Penetration testing, also known as pen testing, is basically a simulated cyberattack that is utilized to identify vulnerabilities and to plan for different defense measures.
Pen tests also boost employee security awareness, estimate the effectiveness of incident response plans, and help evaluate an organization’s compliance.
Testing your staff and processes against emerging cyber threats will help your organization avoid breaches and disruptions ensuring business continuity.
Common Types of Penetration Testing
When running a pen test, it is crucial to remember that there is no perfect test that fits all industries, environments, etc.
Here are some of the most common types of penetration tests.
Internal Pen Testing
It will allow you to assess your organization’s internal systems to find out how a hacker could move throughout your network.
External Pen Testing
It evaluates your Internet-facing systems to determine if there are exploitable vulnerabilities that may expose sensitive data or allow any unauthorized access.
Web Application Pen Test
It assesses your web application typically using a three-phase process:
Reconnaissance is the first phase where the testing team gathers crucial information such as the operating system, services, resources in use, etc.
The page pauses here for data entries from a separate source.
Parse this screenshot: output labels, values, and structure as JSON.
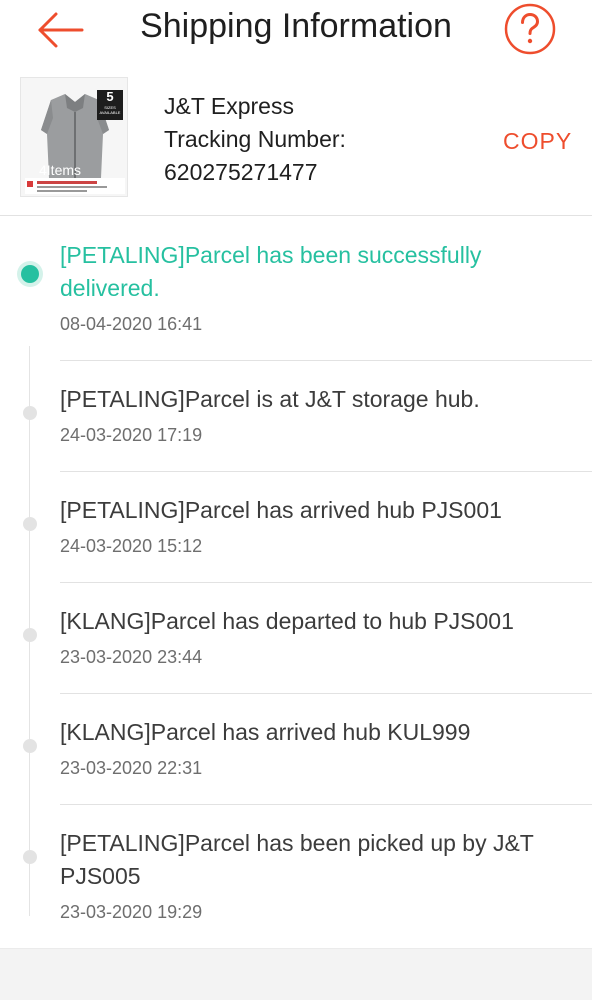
{
  "header": {
    "title": "Shipping Information",
    "back_icon": "arrow-left-icon",
    "help_icon": "question-circle-icon",
    "accent_color": "#ee4d2d"
  },
  "shipment": {
    "carrier": "J&T Express",
    "tracking_label": "Tracking Number:",
    "tracking_number": "620275271477",
    "copy_label": "COPY",
    "thumbnail": {
      "badge_number": "5",
      "badge_text": "SIZES AVAILABLE",
      "overlay_text": "4Items"
    }
  },
  "events": [
    {
      "text": "[PETALING]Parcel has been successfully delivered.",
      "time": "08-04-2020 16:41",
      "active": true
    },
    {
      "text": "[PETALING]Parcel is at J&T storage hub.",
      "time": "24-03-2020 17:19",
      "active": false
    },
    {
      "text": "[PETALING]Parcel has arrived hub PJS001",
      "time": "24-03-2020 15:12",
      "active": false
    },
    {
      "text": "[KLANG]Parcel has departed to hub PJS001",
      "time": "23-03-2020 23:44",
      "active": false
    },
    {
      "text": "[KLANG]Parcel has arrived hub KUL999",
      "time": "23-03-2020 22:31",
      "active": false
    },
    {
      "text": "[PETALING]Parcel has been picked up by J&T PJS005",
      "time": "23-03-2020 19:29",
      "active": false
    }
  ],
  "colors": {
    "delivered": "#26c0a0",
    "inactive_dot": "#e3e3e3",
    "text": "#3c3c3c",
    "timestamp": "#6e6e6e"
  }
}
Discovery is the second phase where the team attempts to identify the vulnerabilities of your web application.
Exploitation is the final phase where the testing team will leverage the discovered vulnerabilities to gain unauthorized access to sensitive data.
Wireless Pen Testing
This type of testing will allow you to identify the risks and vulnerabilities associated with your wireless network. The testing team will assess weaknesses such as network misconfigurations, unauthorized wireless devices, etc.
Physical Penetration Testing
The designated team will identify the risks and vulnerabilities to your organization’s physical security by attempting to gain access to a corporate physical device. The team will apply social engineering methods, badge cloning, etc.
When To Conduct a Penetration Test?
Unfortunately, there are many organizations that don’t run such tests until after a security breach occurs, so after losing important data, intellectual property, and reputation.
NOTE! If your organization has experienced a breach, a remediation penetration test should be conducted to ensure the vulnerability is fixed.
Penetration tests should be conducted whenever changes are made – new additions to the network infrastructure or whenever key applications get important updates, or at least annually. Factors including company size, infrastructure, regulatory requirements, and emerging threats will determine the most appropriate frequency.
However, testing more often can highlight potential security risks more frequently, giving you a more comprehensive overview of your security status.
Who Performs Such Tests?
While pen testing can be conducted internally, external professionals can offer greater insight, as they have no prior knowledge of your system.
Under US legislation, organizations must sign a consent form outlining the exact area and depth of what is subject to test.
There are three different levels of testing, or methodologies:
- Black Box – Zero access to the target environment
- Grey Box – Limited access to the target environment
- White Box – Administrator access to the target environment
After a Pen Test
- Review the final report and discuss the findings with both the external penetration testing team and your in-house cybersecurity team.
- Develop a cybersecurity strategy and a remediation plan to address the findings.
- Make sure to repeat the tests and run further vulnerability scans to track the success and progress of your patches and upgrades over the long-term.
Acting on the results of pen tests as quickly as possible is crucial for avoiding downtime, disruption and any brand damage caused by potential breaches.
Penetration testing is about developing your organization’s long-term cybersecurity strategy, based on tested and patched real-world vulnerabilities and weaknesses.